On Sunday morning,”Jeopardy!” announced that Trebek had died from a years long battle with pancreatic cancer. Just four months earlier, he published his memoir, “The Answer is…Reflections On My Life.”
In it, he wrote about coming to terms with his diagnosis, his legacy and his understanding of death.
While viewers around the world mourn the figure, here’s a look back at his most memorable observations in the memoir.
On ending his career as the host of ‘Jeopardy!’
“No matter how I feel before the show, when I get out there it’s all forgotten because there’s a show to be done. Yet I know there will come a time when I won’t be able to answer that bell. I know there will come a time when I can no longer do my job as host — do it as well as the job demands, as well as I demand. Part of it is physical. Standing on your feet for eleven hours two days in a row is difficult for someone who’s about to turn eighty, even without getting worn down by chemotherapy.”
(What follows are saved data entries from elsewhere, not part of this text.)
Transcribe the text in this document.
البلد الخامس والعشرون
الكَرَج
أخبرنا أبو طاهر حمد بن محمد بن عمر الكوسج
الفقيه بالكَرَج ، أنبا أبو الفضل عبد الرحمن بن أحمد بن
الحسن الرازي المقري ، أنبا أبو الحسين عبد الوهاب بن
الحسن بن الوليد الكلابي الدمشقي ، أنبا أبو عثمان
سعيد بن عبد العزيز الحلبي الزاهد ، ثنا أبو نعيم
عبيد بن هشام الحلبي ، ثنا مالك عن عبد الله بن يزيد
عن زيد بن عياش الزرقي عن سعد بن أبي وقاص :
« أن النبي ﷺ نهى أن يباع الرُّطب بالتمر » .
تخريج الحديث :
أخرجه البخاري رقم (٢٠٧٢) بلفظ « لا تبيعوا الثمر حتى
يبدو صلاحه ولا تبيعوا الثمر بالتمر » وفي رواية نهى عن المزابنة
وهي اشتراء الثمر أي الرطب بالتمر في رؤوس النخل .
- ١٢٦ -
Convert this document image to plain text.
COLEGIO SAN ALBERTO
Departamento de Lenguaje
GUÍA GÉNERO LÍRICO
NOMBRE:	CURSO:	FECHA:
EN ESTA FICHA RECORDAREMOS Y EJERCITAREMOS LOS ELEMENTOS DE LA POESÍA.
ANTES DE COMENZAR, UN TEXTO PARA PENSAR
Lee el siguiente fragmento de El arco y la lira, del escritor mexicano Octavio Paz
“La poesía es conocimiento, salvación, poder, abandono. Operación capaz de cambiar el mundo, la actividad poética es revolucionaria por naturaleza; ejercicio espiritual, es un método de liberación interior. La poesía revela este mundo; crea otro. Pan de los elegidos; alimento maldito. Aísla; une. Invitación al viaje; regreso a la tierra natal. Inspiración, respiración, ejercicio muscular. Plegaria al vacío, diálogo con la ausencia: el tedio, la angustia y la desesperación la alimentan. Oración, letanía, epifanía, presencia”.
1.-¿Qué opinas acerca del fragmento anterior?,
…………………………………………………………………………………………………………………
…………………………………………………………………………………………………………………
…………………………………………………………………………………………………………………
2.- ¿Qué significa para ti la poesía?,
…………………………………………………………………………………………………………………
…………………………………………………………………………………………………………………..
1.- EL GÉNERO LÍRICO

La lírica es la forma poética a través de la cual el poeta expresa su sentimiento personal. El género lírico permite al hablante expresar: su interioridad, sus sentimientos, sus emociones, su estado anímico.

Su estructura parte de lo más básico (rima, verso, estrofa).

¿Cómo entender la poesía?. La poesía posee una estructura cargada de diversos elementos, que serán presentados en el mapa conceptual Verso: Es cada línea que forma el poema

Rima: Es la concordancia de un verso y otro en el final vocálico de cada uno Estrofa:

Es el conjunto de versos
On his battle with pancreatic cancer
“Interestingly, the longer I’ve lived with the cancer, the more my definition of toughness has changed. I used to think not crying meant you were tough. Now I think crying means you’re tough. It means you’re strong enough to be honest and vulnerable. It means you’re not pretending.”
On accepting his death
“I don’t like to use the terms ‘battling’ or ‘fighting’ when talking about cancer. It suggests that there are only two outcomes: ‘winning”‘and ‘losing.’ That’s nonsense. I understand why we human beings choose to see cancer in these terms. It’s easier to comprehend and less scary if we see the experience as a boxing match and the disease as an opponent who might be subdued by sheer force of will and determination.”
On death itself
“But when death happens, it happens. Why should I be afraid of it? Now, if it involves physical suffering, I might be afraid of that. But, according to my doctor, that’s what hospice is for. They want to make it as easy as it can possibly be for you to transition into whatever future you happen to believe in. Am I a believer? Well, I believe we are all part of the Great Soul — what some call God. We are God, and God is us.”
On his legacy
“But I suppose if I had to answer I would say I’d like to be remembered first of all as a good and loving husband and father, and also as a decent man who did his best to help people perform at their best. Because that was my job. That is what a host is supposed to do.”
On his last few days
“Yep, I’ll be perfectly content if that’s how my story ends: sitting on the swing with the woman I love, my soul mate, and our two wonderful children nearby. I’ll sit there for a while and then maybe the four of us will go for a walk, each day trying to walk a little farther than the last. We’ll take things one step at a time, one day at a time. In fact, I think I’ll go sit in the swing for a bit right now. The weather is beautiful — the sun is shining into a mild, mild looking sky and there’s not a cloud in sight.”